А все-таки была она молодой и, по словам стариков, помнящих ее, еще какой красавицей была! С каким самозабвением плясала она на праздниках, как пылали тогда ее щеки, как горели и сияли глаза, каким туго-налитым, стройным и сильным было ее тело! Как любила она своего Ванюшу — кряжистого, с выпуклой грудью, с мелкими белыми зубами, жесткими черными усами и жестким же черно-смоляным чубом парня, — как обмирала, пылала и дрожала, когда видела его, идущего по улице в розовой рубахе, в вонючих, высоких, блестящих сапогах, с какой отчаянностью восторженного страха кидалась опрометью на зады, видя, что он сворачивает к ее дому.

У, как была она красива тогда и как любила петь, какие дивные старинные песни знала, какой дикий томительно-звенящий голос был у нее! И как талантлива, яростно-неуемна была она на любую, даже самую тяжелую грязную работу!

Так что же иссушило, состарило ее, сделало холодными руки и утишило сердце? Уж не белые ли призрачные, завораживающие ночи, не страшное ли ночное солнце выпило ее кровь? Или наоборот — длинные тоскливые зимние вечера, которые проводила она за прялкой при багровом дымном свете лучины? О чем думала она, о чем мечтала в эти вечера, когда свистел и гудел ветер, гнал колючий сухой снег, задувал в окна, выл в печной трубе, когда гулко и грозно ломало прибрежный лед и жутко было выйти во двор, в черноту северной ночи?

И как вопила она, как билась и причитала, провожая и обряжая в смертную дорогу отца и мать, братьев и сестер, а потом и мужа, и детей, наглядываясь каждый раз на них и не в силах наглядеться. Как бежала она к морю, как кидалась в волны, прося северное морюшка взять ее к себе! Как хотелось ей в те страшные минуты тоже навеки остаться на песчаном кладбище, среди редких низкорослых сосен!

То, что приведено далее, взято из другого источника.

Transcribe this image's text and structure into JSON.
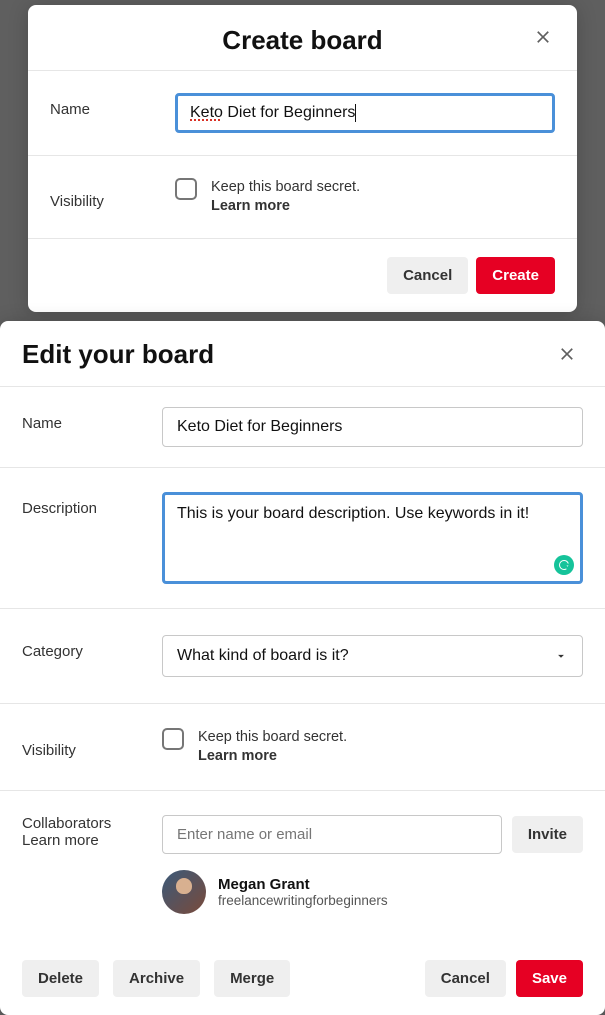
{
  "modal1": {
    "title": "Create board",
    "name_label": "Name",
    "name_value_first": "Keto",
    "name_value_rest": " Diet for Beginners",
    "visibility_label": "Visibility",
    "secret_text": "Keep this board secret.",
    "learn_more": "Learn more",
    "cancel": "Cancel",
    "create": "Create"
  },
  "modal2": {
    "title": "Edit your board",
    "name_label": "Name",
    "name_value": "Keto Diet for Beginners",
    "description_label": "Description",
    "description_value": "This is your board description. Use keywords in it!",
    "category_label": "Category",
    "category_placeholder": "What kind of board is it?",
    "visibility_label": "Visibility",
    "secret_text": "Keep this board secret.",
    "learn_more": "Learn more",
    "collaborators_label": "Collaborators",
    "collaborators_learn_more": "Learn more",
    "collab_placeholder": "Enter name or email",
    "invite": "Invite",
    "collaborator": {
      "name": "Megan Grant",
      "handle": "freelancewritingforbeginners"
    },
    "delete": "Delete",
    "archive": "Archive",
    "merge": "Merge",
    "cancel": "Cancel",
    "save": "Save"
  }
}
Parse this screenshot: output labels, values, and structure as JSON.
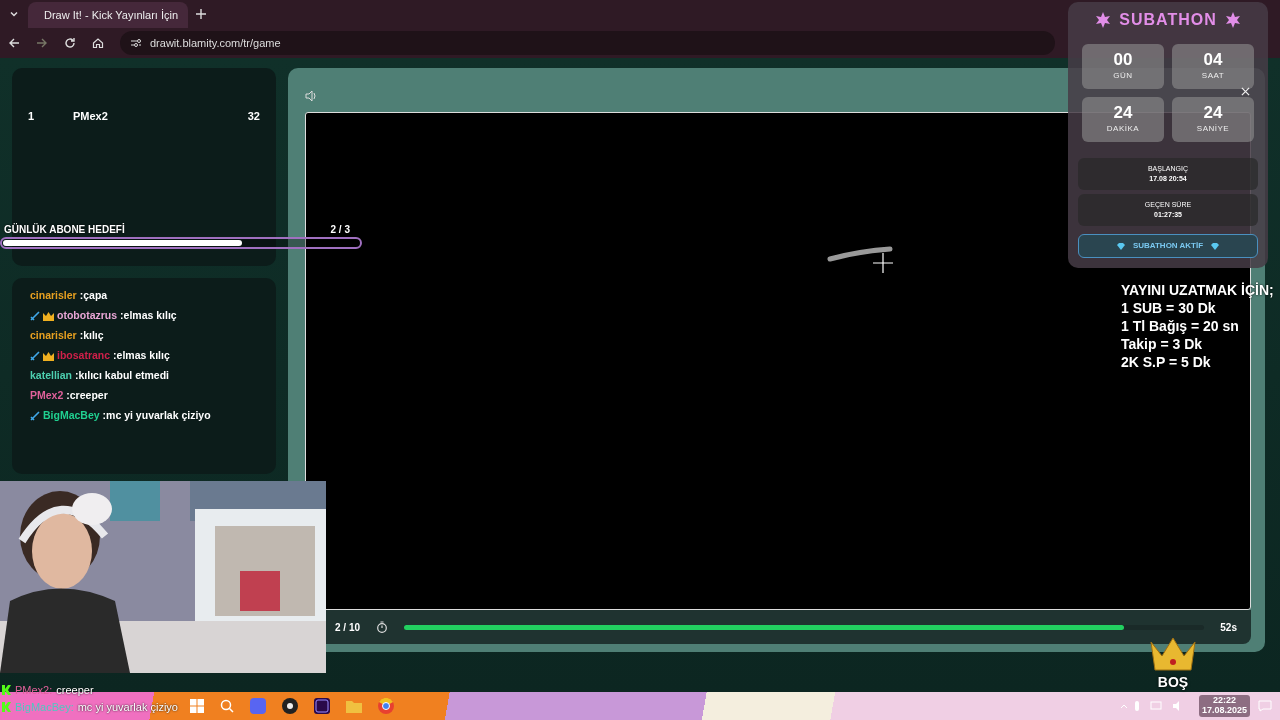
{
  "browser": {
    "tab_title": "Draw It! - Kick Yayınları İçin",
    "url": "drawit.blamity.com/tr/game"
  },
  "leaderboard": [
    {
      "rank": "1",
      "name": "PMex2",
      "score": "32"
    }
  ],
  "goal": {
    "label": "GÜNLÜK ABONE HEDEFİ",
    "count": "2 / 3",
    "level": 0.67
  },
  "chat": [
    {
      "user": "cinarisler",
      "color": "#e8a020",
      "sword_badge": false,
      "crown_badge": false,
      "text": ":çapa"
    },
    {
      "user": "otobotazrus",
      "color": "#e9a6d6",
      "sword_badge": true,
      "crown_badge": true,
      "text": ":elmas kılıç"
    },
    {
      "user": "cinarisler",
      "color": "#e8a020",
      "sword_badge": false,
      "crown_badge": false,
      "text": ":kılıç"
    },
    {
      "user": "ibosatranc",
      "color": "#d0204a",
      "sword_badge": true,
      "crown_badge": true,
      "text": ":elmas kılıç"
    },
    {
      "user": "katellian",
      "color": "#4dd0b0",
      "sword_badge": false,
      "crown_badge": false,
      "text": ":kılıcı kabul etmedi"
    },
    {
      "user": "PMex2",
      "color": "#e0609a",
      "sword_badge": false,
      "crown_badge": false,
      "text": ":creeper"
    },
    {
      "user": "BigMacBey",
      "color": "#20d090",
      "sword_badge": true,
      "crown_badge": false,
      "text": ":mc yi yuvarlak çiziyo"
    }
  ],
  "game": {
    "round": "2 / 10",
    "time": "52s",
    "level": 0.9
  },
  "subathon": {
    "title": "SUBATHON",
    "timers": [
      {
        "value": "00",
        "label": "GÜN"
      },
      {
        "value": "04",
        "label": "SAAT"
      },
      {
        "value": "24",
        "label": "DAKİKA"
      },
      {
        "value": "24",
        "label": "SANİYE"
      }
    ],
    "info": [
      {
        "label": "BAŞLANGIÇ",
        "value": "17.08 20:54"
      },
      {
        "label": "GEÇEN SÜRE",
        "value": "01:27:35"
      }
    ],
    "status": "SUBATHON AKTİF"
  },
  "overlay_text": [
    "YAYINI UZATMAK İÇİN;",
    "1 SUB = 30 Dk",
    "1 Tl Bağış = 20 sn",
    "Takip = 3 Dk",
    "2K S.P = 5 Dk"
  ],
  "crown_label": "BOŞ",
  "stream_chat": [
    {
      "user": "PMex2:",
      "color": "#e0609a",
      "text": "creeper"
    },
    {
      "user": "BigMacBey:",
      "color": "#4dc8c0",
      "text": "mc yi yuvarlak çiziyo"
    }
  ],
  "clock": {
    "time": "22:22",
    "date": "17.08.2025"
  }
}
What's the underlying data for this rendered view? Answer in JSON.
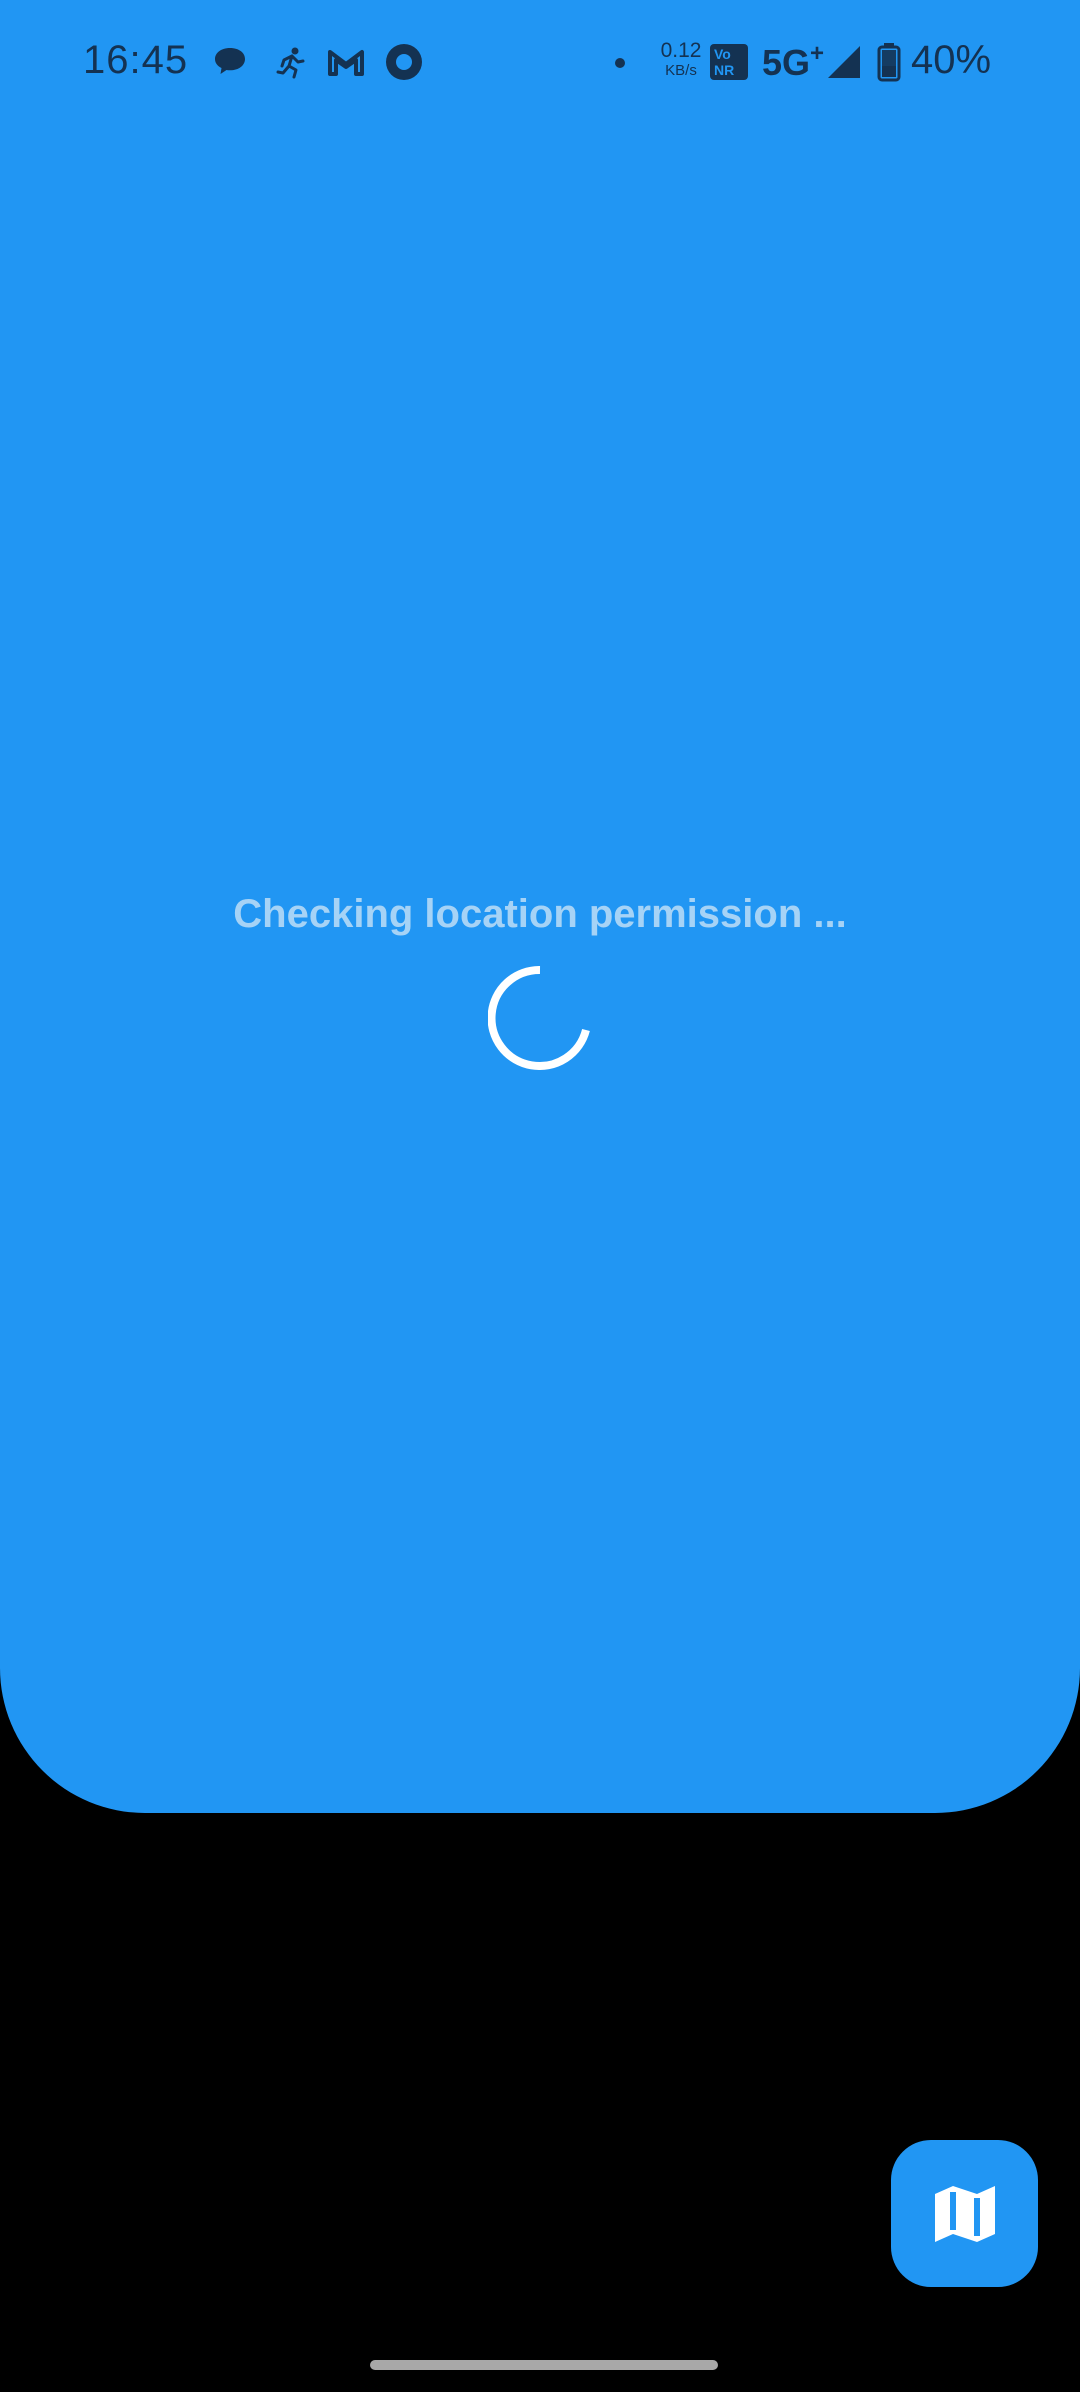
{
  "status_bar": {
    "time": "16:45",
    "notification_icons": [
      "chat-bubble-icon",
      "running-figure-icon",
      "gmail-icon",
      "ring-app-icon"
    ],
    "data_speed_value": "0.12",
    "data_speed_unit": "KB/s",
    "vonr_top": "Vo",
    "vonr_bottom": "NR",
    "network": "5G",
    "network_sup": "+",
    "battery_percent": "40%"
  },
  "main": {
    "loading_text": "Checking location permission ...",
    "accent_color": "#2196F3"
  },
  "fab": {
    "icon": "map-icon"
  }
}
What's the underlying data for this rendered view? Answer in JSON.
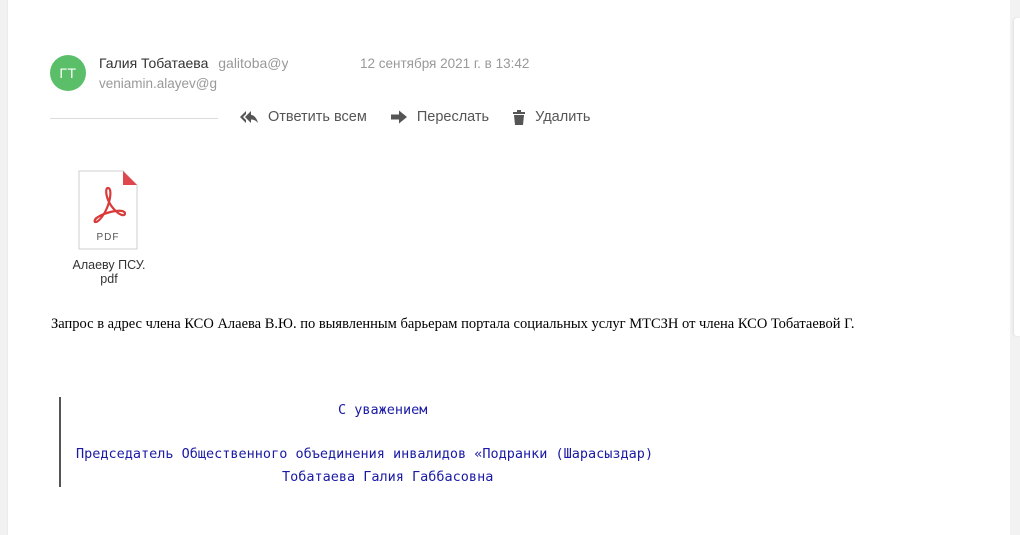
{
  "sender": {
    "avatar_initials": "ГТ",
    "avatar_color": "#5bbf6a",
    "name": "Галия Тобатаева",
    "email": "galitoba@y",
    "recipient": "veniamin.alayev@g",
    "date": "12 сентября 2021 г. в 13:42"
  },
  "actions": {
    "reply_all": "Ответить всем",
    "forward": "Переслать",
    "delete": "Удалить"
  },
  "attachment": {
    "type_label": "PDF",
    "name_line1": "Алаеву ПСУ.",
    "name_line2": "pdf"
  },
  "body": {
    "text": "Запрос в адрес члена КСО Алаева В.Ю. по выявленным барьерам портала социальных услуг МТСЗН от члена КСО Тобатаевой Г."
  },
  "signature": {
    "greeting": "С уважением",
    "title": "Председатель Общественного объединения инвалидов «Подранки (Шарасыздар)",
    "name": "Тобатаева Галия Габбасовна",
    "color": "#1a1aa6"
  }
}
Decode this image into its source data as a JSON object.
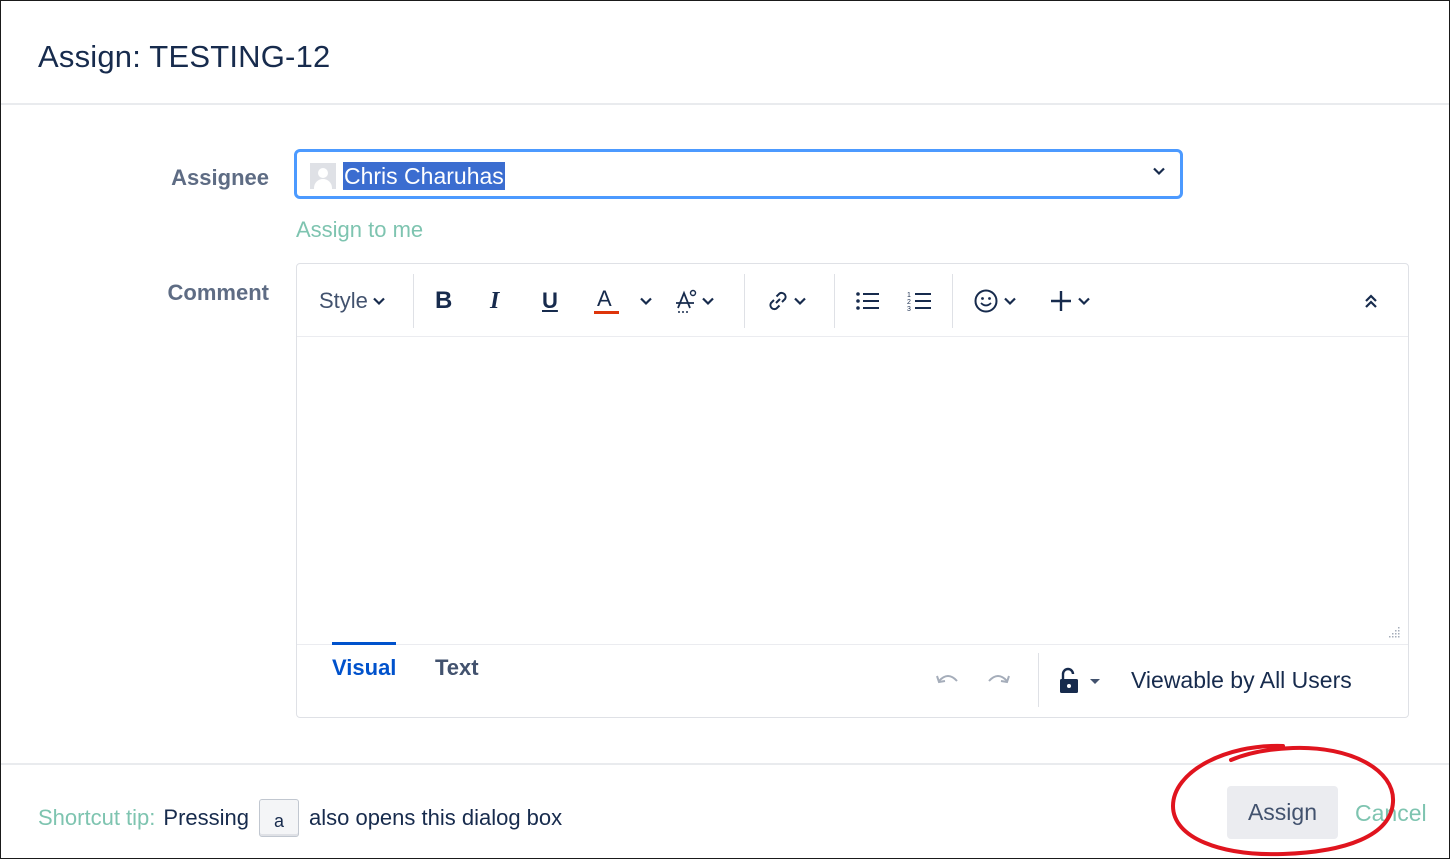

Случай забросил меня сюда ненадолго, скоро я уеду и никогда, быть может, не увижу больше ни моря, ни этих высоких черных осенью изб, ни этой древней поморки… Отчего же так сладко и горько на сердце, почему так таинственно близка и важна мне жизнь этой Марфы, почему так неотступно слежу я за ней, думаю о ней, расспрашиваю ее? А она не любит рассказывать, отвечает всегда кратко, общими словами:

— Как жила-то? Да всяко…

— А все же?

— Дак я и говорю — всяко…

Говорит она как-то бегло, не пристально, невнятно, рассеянно оглядываясь или думая о чем-то своем, далеком, сокрытом от меня. Но вдруг вспоминает о внуках-моряках, оживляется, приносит открытки, которые месяцами шли в эту глухую деревню и которые кажутся почти сказочными в этой суровой северной стороне. Она разворачивает чистый платок, и они рассыпаются по столу — лаковые, нежно-яркие, со штемпелями Бомбея, Рангуна, Сан-Франциско, Коломбо…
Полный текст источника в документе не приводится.